The per-user SaaS trap
Monday.com, ClickUp, and Zoho are all excellent products for what they do. The problem is not the tools — it is the model. When every person who needs to see a workflow, approve a document, or fill out a form is a “user” on your bill, costs escalate fast.
A manufacturing company with 40 employees — including operators who just need to sign documents twice a month — pays $9,000–$18,000 per year per tool. And they still need 3 tools.
The real cost comparison
| Tool | Price | 40 users/yr |
|---|---|---|
| Monday.com Pro | $24/user/mo | $11,520/yr |
| ClickUp Business | $19/user/mo | $9,120/yr |
| Zoho One | $37/user/mo | $17,760/yr |
| F7 KORE Pro | $99/mo flat | $1,188/yr |
Monday + ClickUp + Zoho combined: ~$38,400/year for 40 users. F7 KORE Pro: $1,188/year. Same team.
But is it actually one platform?
This is the fair question. Zoho One also claims to be “one platform” — but it is really 40 separate apps stitched together with inconsistent UIs and data models.
F7 KORE was built from a single data model. Every module — BPM, documents, forms, tasks, CRM, digital signature — shares the same tenant, user, permission, and audit log system. A document created in Docs can trigger a workflow in Flow, generate a task in Tasks, require a signature in Sign, and be tracked in Analytics — without any integration configuration.
KORE Docs
Replaces: SharePoint / Google Drive
KORE Flow
Replaces: Fluig / ProcessMaker
KORE Forms
Replaces: Typeform / JotForm + Airtable
KORE Tasks
Replaces: Monday.com / ClickUp
KORE Sign
Replaces: DocuSign / HelloSign
KORE Pipeline
Replaces: Pipedrive / HubSpot CRM
KORE Automate
Replaces: UiPath / Power Automate
KORE Agent
Replaces: Custom ChatGPT integrations
What you lose (and what you gain)
Switching from established tools always involves trade-offs. Here is an honest assessment:
What you lose
- • 10,000+ third-party integrations (Monday has a marketplace; KORE has API + webhooks)
- • Brand recognition (Monday is a household name; KORE is newer)

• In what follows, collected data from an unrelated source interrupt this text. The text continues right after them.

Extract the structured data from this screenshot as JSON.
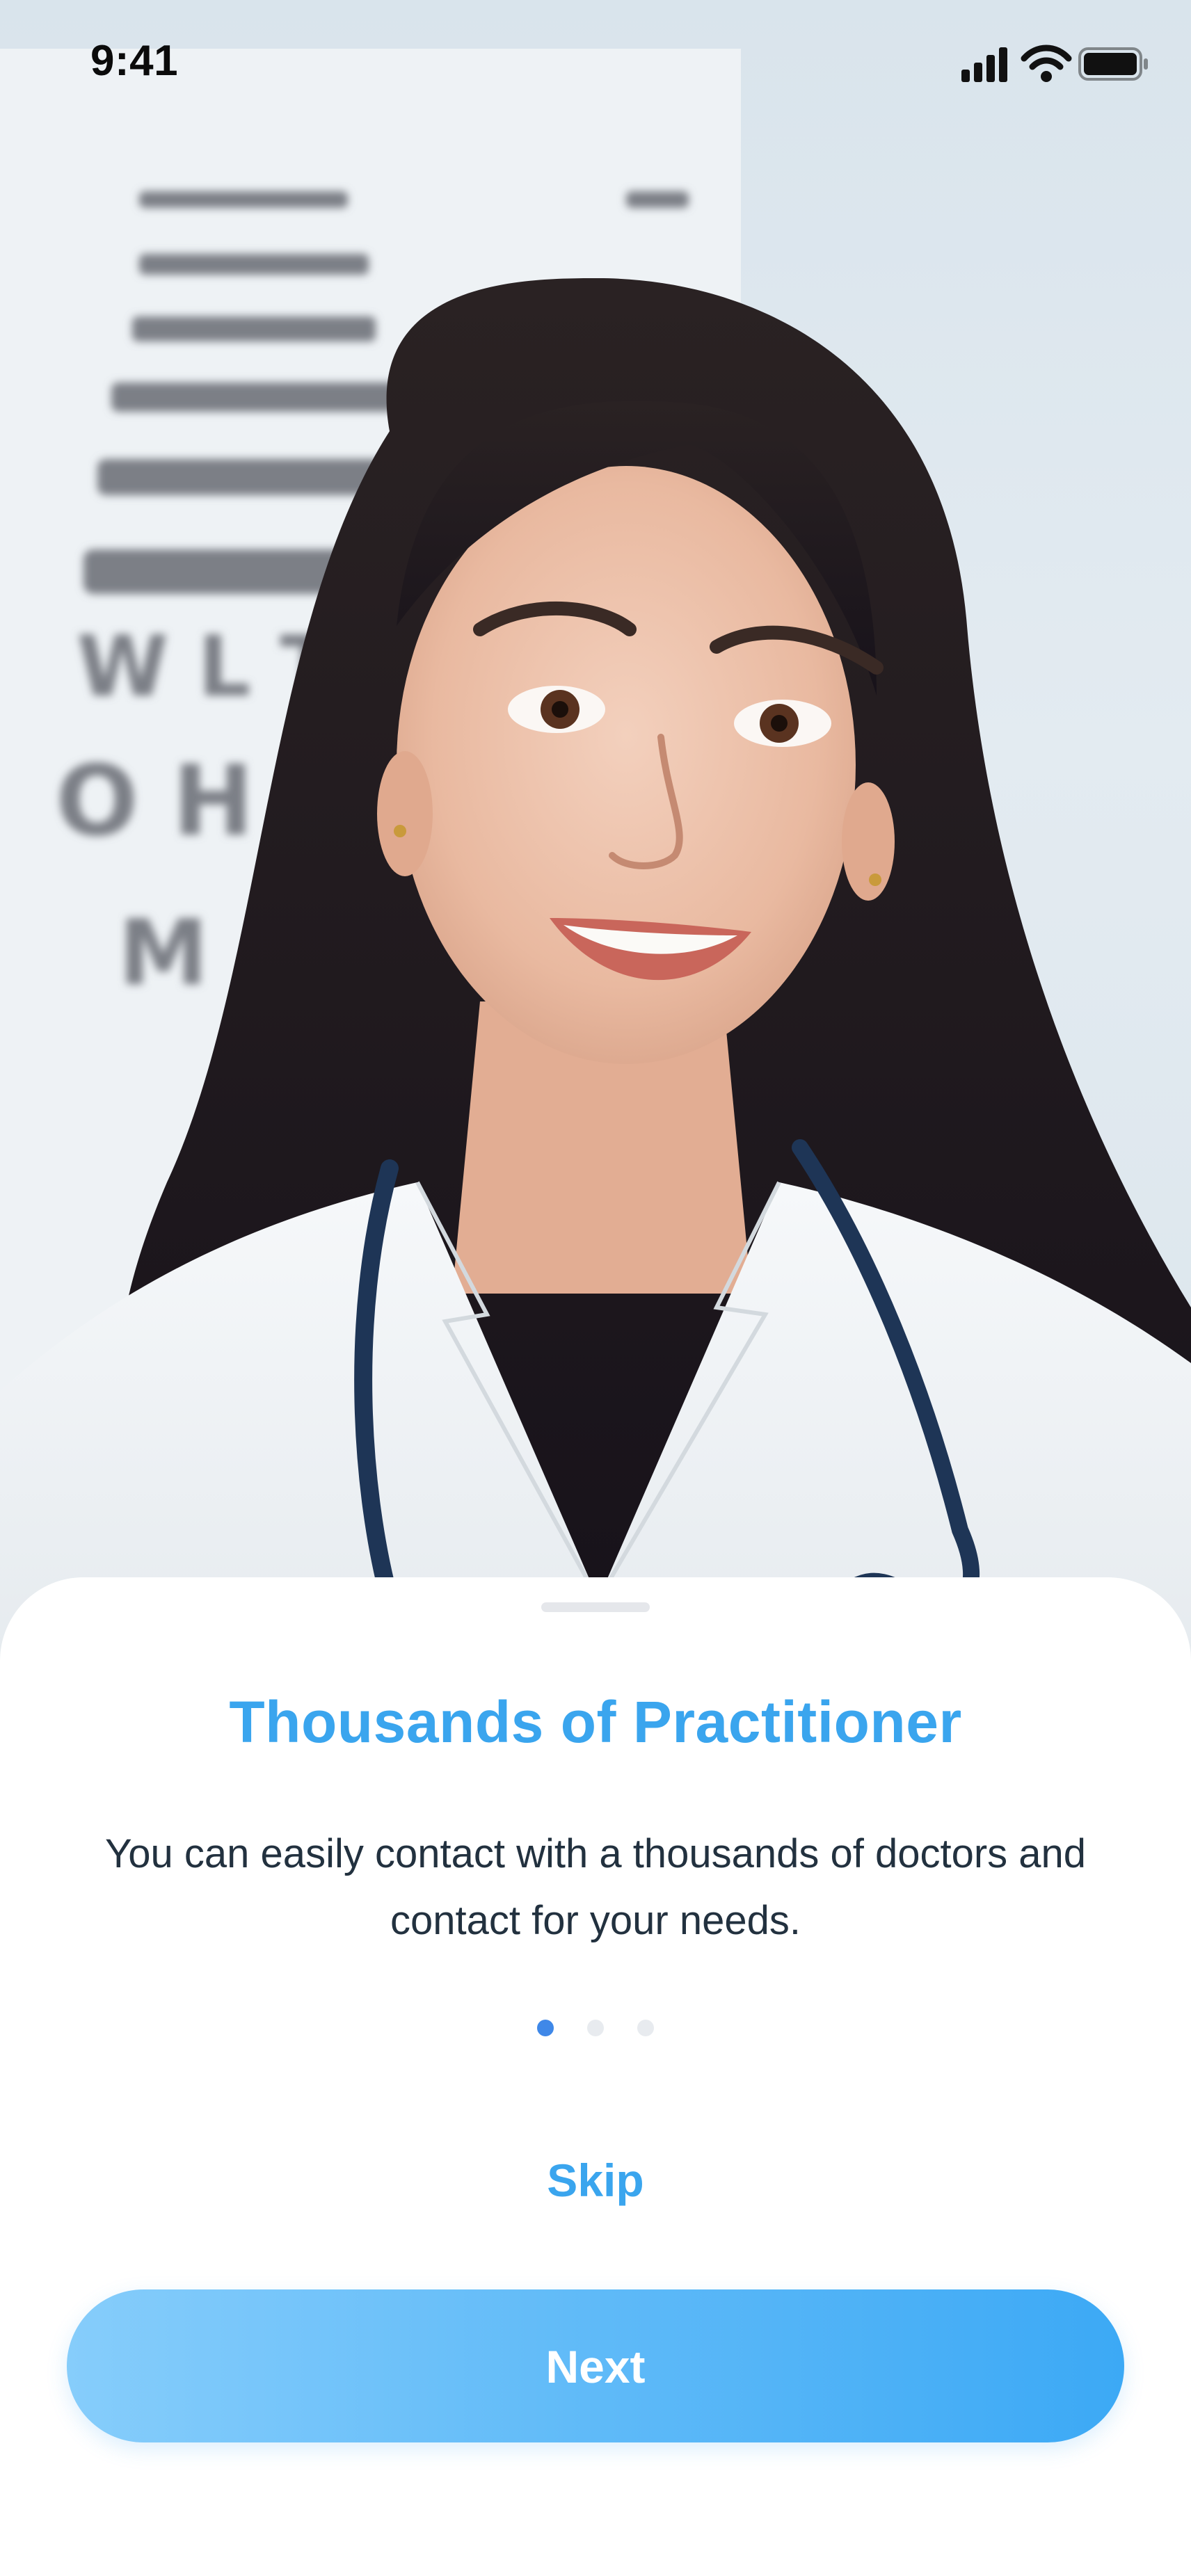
{
  "status_bar": {
    "time": "9:41",
    "icons": [
      "signal-icon",
      "wifi-icon",
      "battery-icon"
    ]
  },
  "hero": {
    "image": "doctor-portrait-photo",
    "chart_letters": [
      "M",
      "O H S",
      "W L T A",
      "K P T R S"
    ]
  },
  "onboarding": {
    "title": "Thousands of Practitioner",
    "description": "You can easily contact with a thousands of doctors and contact for your needs.",
    "page_indicator": {
      "total": 3,
      "active": 1
    },
    "skip_label": "Skip",
    "next_label": "Next"
  },
  "colors": {
    "accent": "#3aa5ee",
    "active_dot": "#3f88e8",
    "button_gradient_start": "#86cdfb",
    "button_gradient_end": "#3ca9f5"
  }
}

- • Some edge-case features for very specific use cases
What you gain
- • One data model, one login, one audit trail
- • 3× to 15× lower cost
- • Native BPM engine (Temporal.io) — not available in Monday/ClickUp
- • Native document management with version control and approval workflows
- • Built-in digital signature
- • GDPR + LGPD compliance tools out of the box
- • Contextual AI that knows your processes, not just your tasks
Who F7 KORE is (and is not) for
F7 KORE is built for companies with 10–500 employees that need to manage structured business processes — approvals, compliance obligations, document lifecycles, customer pipelines — across multiple departments. It is especially strong for regulated industries: manufacturing, healthcare, food & beverage, legal, financial services.
It is not the right tool if you are a 5-person startup that just needs Kanban boards. ClickUp or Notion will serve you better. But if you are paying $2,000+/month for a stack of tools that do not talk to each other, F7 KORE is worth evaluating.